04/30/07 06:37:01 changed by cynick

The file should be OK.
Enca output:
$> enca -L cs subtitles.srt
MS-Windows code page 1250

Mixed line terminators

the .srt snippet from above (with correct encoding) should look like:
281
00:20:20,780 --> 00:20:22,740
ať se nezhroutím.

05/02/07 09:42:37 changed by tick

  • milestone set to 1.1.

The font size should be fixed in b3. Moving this to 1.1 for the character set issue.

05/02/07 23:13:57 changed by astrange

Oh, well, it doesn't have a 1250 detector at all... I guess I need to find a larger text corpus.

05/03/07 12:12:38 changed by anonymous

  • attachment lnraphc.srt added.

this file is not displayed with perian beta2

05/05/07 13:52:51 changed by astrange

(In [495]) Hack to possibly recognize some Latin-2 subtitles better. Refs #172

05/05/07 14:41:56 changed by astrange

05/06/07 01:19:08 changed by dconrad

(In [497]) Use double newline as the separator between subtitle lines in .srt rather than looking for the next increasing number. Refs #172

05/08/07 23:16:07 changed by astrange

  • attachment csdet added.

Experimental winlatin1/winlatin2 detector

05/08/07 23:17:25 changed by astrange

  • owner set to astrange.

Can you test that against some subtitle files and see if it works?
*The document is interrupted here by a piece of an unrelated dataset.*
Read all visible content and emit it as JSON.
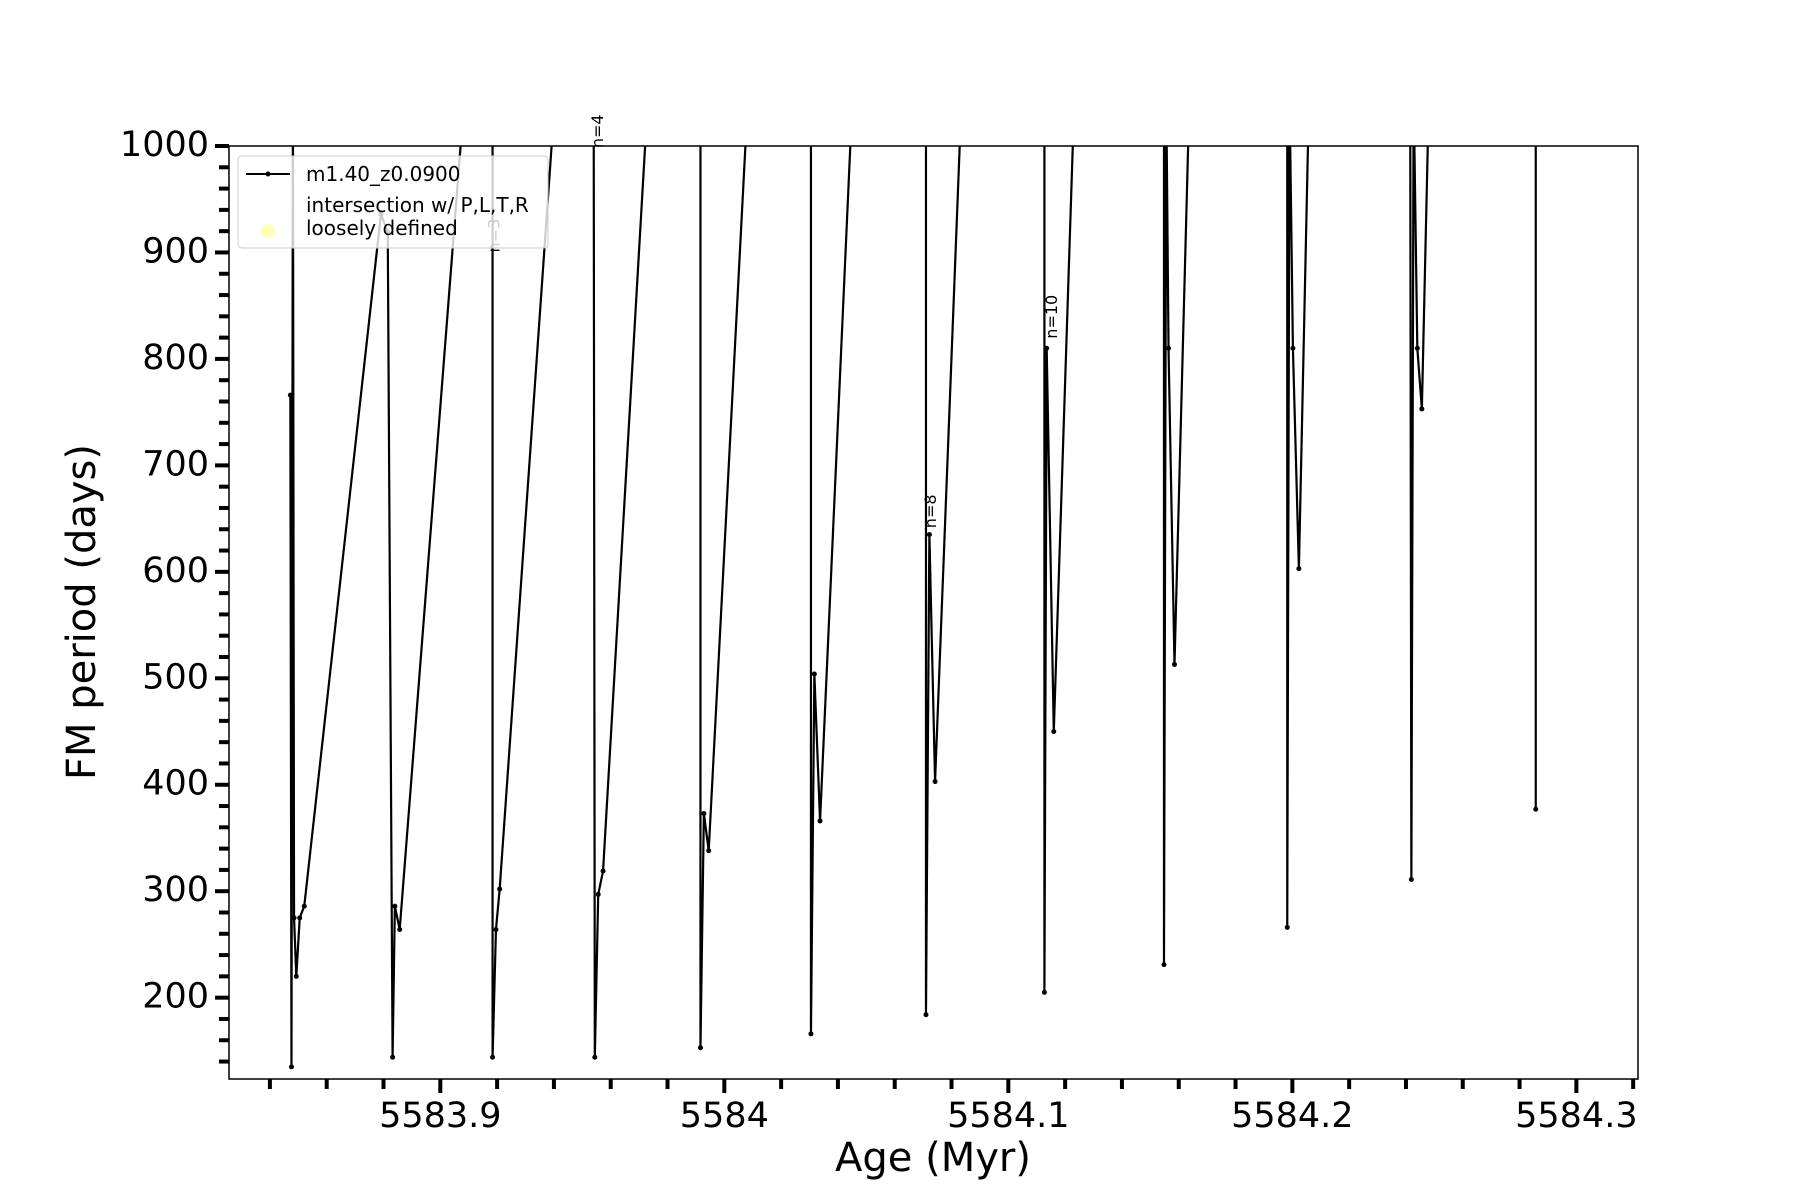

If something isn't detected, post it here.

I used French and German for latin1, so other languages might not work well.

05/08/07 23:18:01 changed by astrange

  • attachment csdet.c added.

actual source

05/14/07 10:25:02 changed by cynick

Hi
I tested the csdet.c with about 250 win-1250 coded subtitle files, all but one were identified correctly (see attached subs-win-1250.srt ).
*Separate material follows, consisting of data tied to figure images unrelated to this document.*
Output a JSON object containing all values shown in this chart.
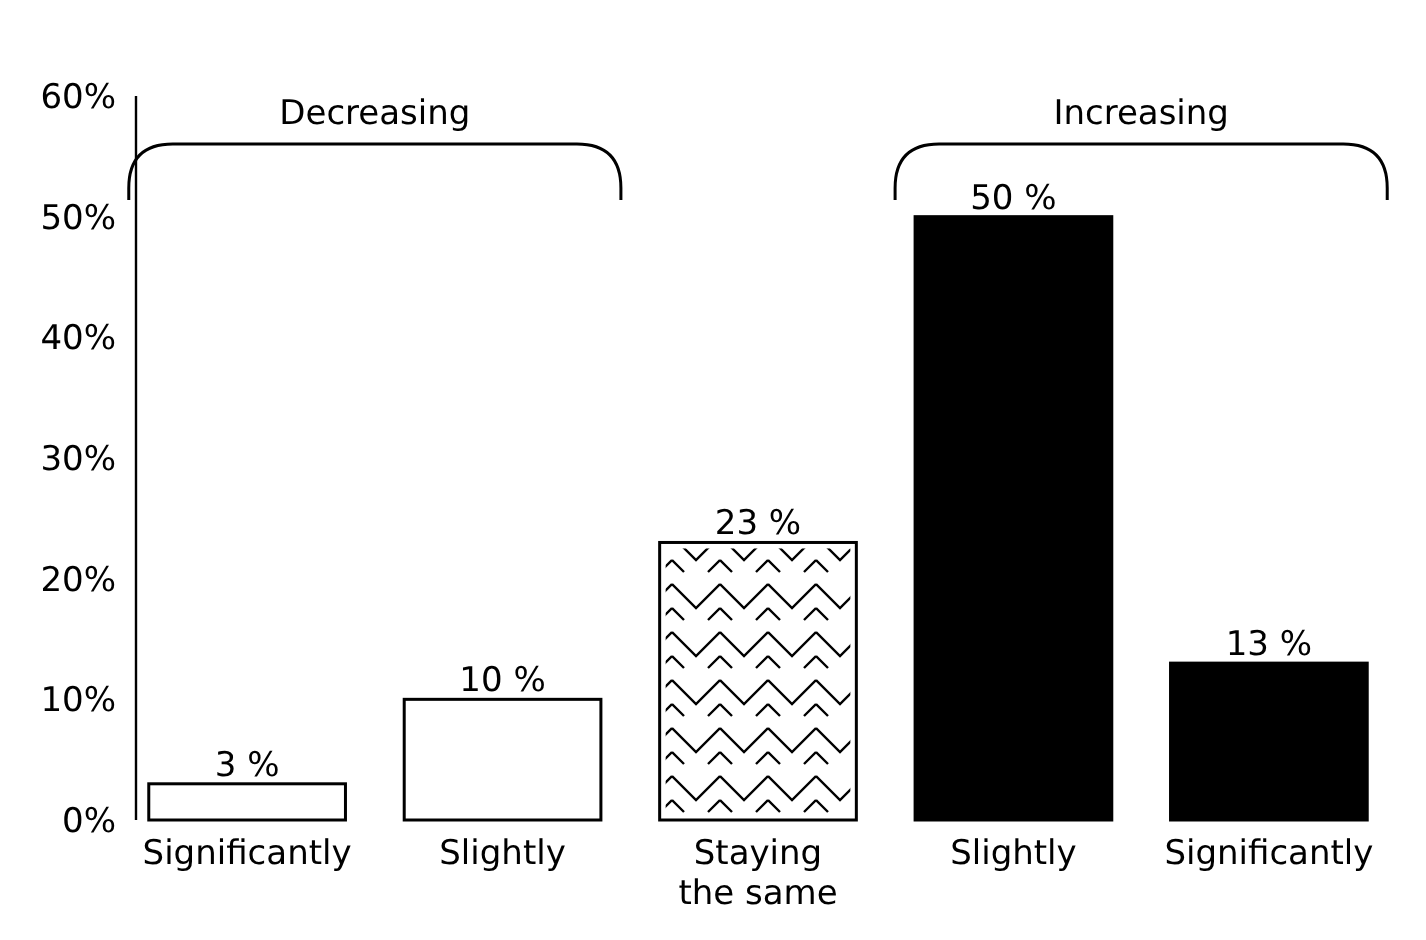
{
  "chart_data": {
    "type": "bar",
    "categories": [
      "Significantly",
      "Slightly",
      "Staying the same",
      "Slightly",
      "Significantly"
    ],
    "values": [
      3,
      10,
      23,
      50,
      13
    ],
    "value_labels": [
      "3 %",
      "10 %",
      "23 %",
      "50 %",
      "13 %"
    ],
    "colors": [
      "#ffffff",
      "#ffffff",
      "#ffffff",
      "#000000",
      "#000000"
    ],
    "ylim": [
      0,
      60
    ],
    "yticks": [
      {
        "value": 0,
        "label": "0%"
      },
      {
        "value": 10,
        "label": "10%"
      },
      {
        "value": 20,
        "label": "20%"
      },
      {
        "value": 30,
        "label": "30%"
      },
      {
        "value": 40,
        "label": "40%"
      },
      {
        "value": 50,
        "label": "50%"
      },
      {
        "value": 60,
        "label": "60%"
      }
    ],
    "annotations": [
      "Decreasing",
      "Increasing"
    ]
  }
}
$ enca -L cs subs-win-1250.srt
MS-Windows code page 1250

Mixed line terminators

$ ./csdet subs-win-1250.srt
subs-win-1250.srt : latin-1 @ -1921446

05/14/07 10:25:29 changed by cynick

  • attachment subs-win-1250.srt added.

05/14/07 20:49:42 changed by rickvug

I can confirm that the exact file that is needed is "Helvetica.otf".
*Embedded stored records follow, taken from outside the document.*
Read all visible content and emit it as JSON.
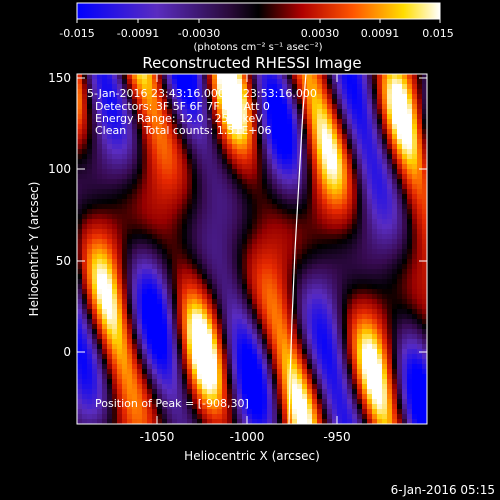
{
  "colorbar": {
    "ticks": [
      "-0.015",
      "-0.0091",
      "-0.0030",
      "0.0030",
      "0.0091",
      "0.015"
    ],
    "unit_label": "(photons cm⁻² s⁻¹ asec⁻²)"
  },
  "image": {
    "title": "Reconstructed RHESSI Image",
    "time_range": "5-Jan-2016 23:43:16.000 to 23:53:16.000",
    "detectors": "Detectors: 3F 5F 6F 7F 8F, Att 0",
    "energy_range": "Energy Range: 12.0 - 25.0 keV",
    "clean_info": "Clean     Total counts: 1.51E+06",
    "peak_position": "Position of Peak = [-908,30]"
  },
  "axes": {
    "x_label": "Heliocentric X (arcsec)",
    "y_label": "Heliocentric Y (arcsec)",
    "x_ticks": [
      "-1050",
      "-1000",
      "-950"
    ],
    "y_ticks": [
      "150",
      "100",
      "50",
      "0"
    ]
  },
  "footer": {
    "timestamp": "6-Jan-2016 05:15"
  },
  "colors": {
    "cmap_low": "#0000ff",
    "cmap_mid_low": "#7f1fbf",
    "cmap_mid": "#000000",
    "cmap_mid_high": "#ff3300",
    "cmap_high": "#ffffff",
    "limb_line": "#ffffff"
  }
}
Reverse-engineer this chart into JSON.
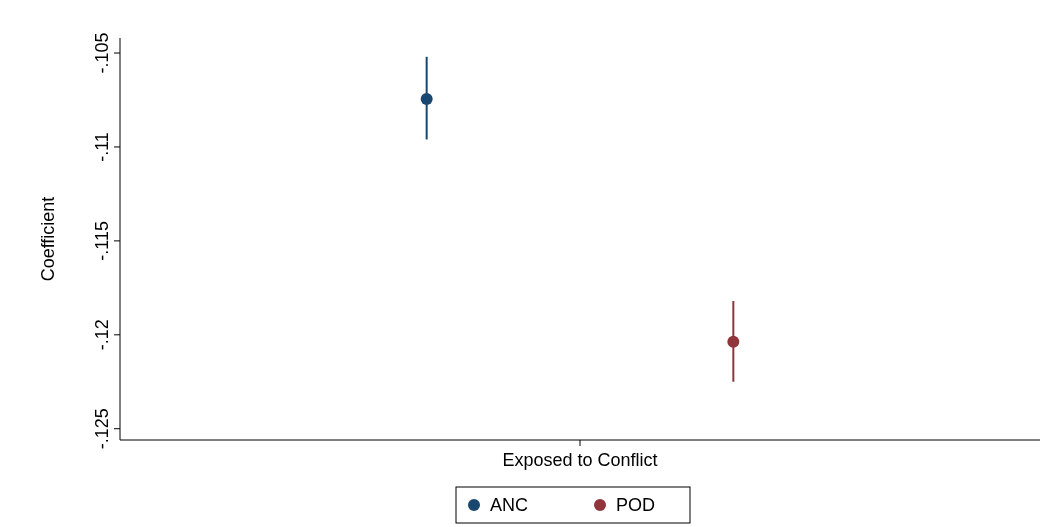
{
  "chart_data": {
    "type": "scatter",
    "ylabel": "Coefficient",
    "categories": [
      "Exposed to Conflict"
    ],
    "ylim": [
      -0.1256,
      -0.1042
    ],
    "yticks": [
      {
        "value": -0.105,
        "label": "-.105"
      },
      {
        "value": -0.11,
        "label": "-.11"
      },
      {
        "value": -0.115,
        "label": "-.115"
      },
      {
        "value": -0.12,
        "label": "-.12"
      },
      {
        "value": -0.125,
        "label": "-.125"
      }
    ],
    "series": [
      {
        "name": "ANC",
        "color": "#1a476f",
        "values": [
          -0.10745
        ],
        "errors": [
          [
            -0.1096,
            -0.1052
          ]
        ]
      },
      {
        "name": "POD",
        "color": "#90353b",
        "values": [
          -0.12037
        ],
        "errors": [
          [
            -0.1225,
            -0.1182
          ]
        ]
      }
    ],
    "marker": "circle",
    "grid": false,
    "legend": "bottom"
  }
}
05/29/07 10:22:39 changed by anonymous

I can't find Helvetica.otf on my mac, only Helvetica.dfont

07/04/07 11:41:06 changed by loyalty_anchored

I tested moving /System/Library/Fonts/Helvetica.dfont from my intel mac to the same path on my AppleTV and the subtitles are now being displayed in a reasonable size.

07/06/07 01:34:23 changed by astrange

  • status changed from new to closed.
  • resolution set to fixed.

This bug is too general; I'm closing it. I'll work on the failing sample, though.

09/06/07 14:23:08 changed by astrange

(In [699]) If we guess one of latin1/2 for a file and it's invalid, try the other one. Refs #172.